Media queries are supported in all major browsers except IE. Surprising, huh? Well, handily enough, there is a JavaScript library called Respond.js which brings media query support to IE. Now that the problem of browser support is solved, we can start using it! Below are some examples of media queries that I am using in some of my current projects.

@media only screen and (min-device-width: 480px) { ... }
@media only screen and (min-device-width: 600px) { ... }
@media only screen and (min-width: 770px) { ... }

These lines are media queries that tell the page what styles to change when the conditions are met. The best practice with Responsive Design is to first design your site for mobile - phones. Then, you apply style changes through the media queries until your site gets to its maximum width.

You can see that the first two media queries above are a bit different from the third. The reason for this is simple: min-device-width: 480px will evaluate to true on any device who's screen is 480 pixels wide or larger (the same with any other size, like the 600px query). min-width: 770px, however, will only evaluate to true if the width of the page being displayed is over 770 pixels wide. What this means, is that on a device with a screen larger than 770 pixels wide, and a browser at full screen, min-width: 770px will evaluate to true, but if the browser window is resized to less than 770 pixels wide, min-width: 770px will evaluate to false, and the style changes inside that media query block will not be applied.
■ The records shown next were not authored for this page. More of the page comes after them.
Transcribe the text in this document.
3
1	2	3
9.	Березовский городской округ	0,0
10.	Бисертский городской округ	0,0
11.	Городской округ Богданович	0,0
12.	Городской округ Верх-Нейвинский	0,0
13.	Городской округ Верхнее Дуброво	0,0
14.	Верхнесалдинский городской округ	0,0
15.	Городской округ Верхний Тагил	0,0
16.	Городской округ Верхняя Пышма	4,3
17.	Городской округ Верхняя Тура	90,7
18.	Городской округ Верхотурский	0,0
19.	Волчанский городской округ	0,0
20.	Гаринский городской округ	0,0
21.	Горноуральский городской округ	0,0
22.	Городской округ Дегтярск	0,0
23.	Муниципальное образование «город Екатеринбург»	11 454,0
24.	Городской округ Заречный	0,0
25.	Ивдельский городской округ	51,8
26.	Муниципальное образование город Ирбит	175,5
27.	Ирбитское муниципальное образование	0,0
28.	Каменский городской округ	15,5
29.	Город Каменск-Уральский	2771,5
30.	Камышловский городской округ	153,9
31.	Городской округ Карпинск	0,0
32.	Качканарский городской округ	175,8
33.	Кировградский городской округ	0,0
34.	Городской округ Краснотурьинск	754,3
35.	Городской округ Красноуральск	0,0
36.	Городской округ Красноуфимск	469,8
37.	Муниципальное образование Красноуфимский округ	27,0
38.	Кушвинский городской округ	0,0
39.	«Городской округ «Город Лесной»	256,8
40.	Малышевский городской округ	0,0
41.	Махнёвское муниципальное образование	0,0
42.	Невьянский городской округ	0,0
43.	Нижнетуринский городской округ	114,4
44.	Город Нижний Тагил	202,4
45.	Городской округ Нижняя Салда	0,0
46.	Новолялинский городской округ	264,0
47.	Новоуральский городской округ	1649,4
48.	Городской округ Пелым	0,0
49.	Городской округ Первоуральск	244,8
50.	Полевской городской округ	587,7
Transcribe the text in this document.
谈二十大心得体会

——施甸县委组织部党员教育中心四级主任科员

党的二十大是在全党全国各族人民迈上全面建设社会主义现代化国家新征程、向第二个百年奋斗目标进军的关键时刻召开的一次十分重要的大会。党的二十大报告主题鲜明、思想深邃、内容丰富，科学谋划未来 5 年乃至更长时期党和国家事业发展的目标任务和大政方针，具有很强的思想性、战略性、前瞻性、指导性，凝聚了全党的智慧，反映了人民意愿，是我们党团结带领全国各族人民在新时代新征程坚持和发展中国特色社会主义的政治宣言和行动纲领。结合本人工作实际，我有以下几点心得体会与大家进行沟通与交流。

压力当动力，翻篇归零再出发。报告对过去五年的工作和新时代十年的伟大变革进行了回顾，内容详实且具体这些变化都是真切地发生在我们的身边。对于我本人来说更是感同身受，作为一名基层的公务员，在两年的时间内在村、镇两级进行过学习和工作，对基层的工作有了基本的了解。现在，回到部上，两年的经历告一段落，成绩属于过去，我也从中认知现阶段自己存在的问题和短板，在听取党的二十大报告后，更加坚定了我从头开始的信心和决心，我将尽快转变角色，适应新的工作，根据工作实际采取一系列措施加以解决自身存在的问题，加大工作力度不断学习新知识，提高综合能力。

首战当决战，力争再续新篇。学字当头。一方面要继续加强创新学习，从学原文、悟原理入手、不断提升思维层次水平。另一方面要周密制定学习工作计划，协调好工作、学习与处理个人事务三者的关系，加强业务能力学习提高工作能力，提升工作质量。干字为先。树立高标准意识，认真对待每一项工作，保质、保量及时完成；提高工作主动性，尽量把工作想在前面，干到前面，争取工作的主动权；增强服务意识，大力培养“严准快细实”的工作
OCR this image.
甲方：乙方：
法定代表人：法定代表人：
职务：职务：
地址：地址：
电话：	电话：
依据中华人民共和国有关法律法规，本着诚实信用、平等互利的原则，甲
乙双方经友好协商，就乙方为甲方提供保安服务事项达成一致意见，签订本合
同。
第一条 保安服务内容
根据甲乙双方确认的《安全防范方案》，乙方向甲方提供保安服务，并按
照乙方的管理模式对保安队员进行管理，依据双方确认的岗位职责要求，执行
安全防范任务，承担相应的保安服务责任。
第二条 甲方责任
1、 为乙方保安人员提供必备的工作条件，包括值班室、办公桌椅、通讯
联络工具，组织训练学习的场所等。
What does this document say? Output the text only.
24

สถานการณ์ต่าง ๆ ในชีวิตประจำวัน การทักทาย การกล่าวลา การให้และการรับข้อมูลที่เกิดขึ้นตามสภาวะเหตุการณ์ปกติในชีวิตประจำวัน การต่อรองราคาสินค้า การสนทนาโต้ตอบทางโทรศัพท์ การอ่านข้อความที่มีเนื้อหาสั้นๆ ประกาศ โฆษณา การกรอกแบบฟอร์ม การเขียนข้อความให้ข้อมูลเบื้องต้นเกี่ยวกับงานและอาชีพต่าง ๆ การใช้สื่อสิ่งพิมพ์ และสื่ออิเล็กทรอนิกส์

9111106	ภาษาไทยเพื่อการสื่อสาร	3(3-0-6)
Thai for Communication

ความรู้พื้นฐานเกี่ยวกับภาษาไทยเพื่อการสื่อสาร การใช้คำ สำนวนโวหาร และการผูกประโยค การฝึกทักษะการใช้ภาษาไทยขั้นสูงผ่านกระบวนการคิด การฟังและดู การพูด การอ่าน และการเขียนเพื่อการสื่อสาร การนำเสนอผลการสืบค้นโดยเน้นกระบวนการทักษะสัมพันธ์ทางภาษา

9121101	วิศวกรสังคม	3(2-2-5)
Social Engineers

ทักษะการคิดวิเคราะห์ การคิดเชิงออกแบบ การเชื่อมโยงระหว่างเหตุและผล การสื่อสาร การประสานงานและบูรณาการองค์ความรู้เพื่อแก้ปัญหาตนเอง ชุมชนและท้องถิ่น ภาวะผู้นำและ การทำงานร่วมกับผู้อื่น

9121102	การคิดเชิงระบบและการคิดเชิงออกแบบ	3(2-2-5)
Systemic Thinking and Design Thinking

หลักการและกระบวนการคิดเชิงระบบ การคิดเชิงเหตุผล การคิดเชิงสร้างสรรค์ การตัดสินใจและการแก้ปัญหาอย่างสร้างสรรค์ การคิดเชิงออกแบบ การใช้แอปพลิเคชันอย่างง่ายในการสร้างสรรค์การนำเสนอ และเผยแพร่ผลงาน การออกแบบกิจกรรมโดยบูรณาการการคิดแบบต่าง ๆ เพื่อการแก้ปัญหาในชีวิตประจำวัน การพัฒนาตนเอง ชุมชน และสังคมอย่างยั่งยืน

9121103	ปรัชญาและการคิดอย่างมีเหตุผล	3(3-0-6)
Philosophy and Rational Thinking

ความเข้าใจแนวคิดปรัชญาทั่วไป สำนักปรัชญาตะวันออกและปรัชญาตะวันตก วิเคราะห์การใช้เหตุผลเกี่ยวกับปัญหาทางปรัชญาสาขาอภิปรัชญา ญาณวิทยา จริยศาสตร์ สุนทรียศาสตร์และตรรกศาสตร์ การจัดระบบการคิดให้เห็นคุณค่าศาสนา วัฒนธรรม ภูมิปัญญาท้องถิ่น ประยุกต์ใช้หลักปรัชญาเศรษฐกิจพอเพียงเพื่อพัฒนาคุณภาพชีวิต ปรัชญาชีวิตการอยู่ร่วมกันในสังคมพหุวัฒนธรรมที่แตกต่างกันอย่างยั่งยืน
The goal of using media queries to create a website with responsive design is to create sites that look and feel natural to the user on as many as possible of the many different screen sizes they may use. Ethan Marcotte has written a great post on Responsive Design that explains in more detail some of the hows and whys of Responsive Design. I'm currently using Responsive Design at work, and in one of my personal projects - a Responsive Design theme for Redmine.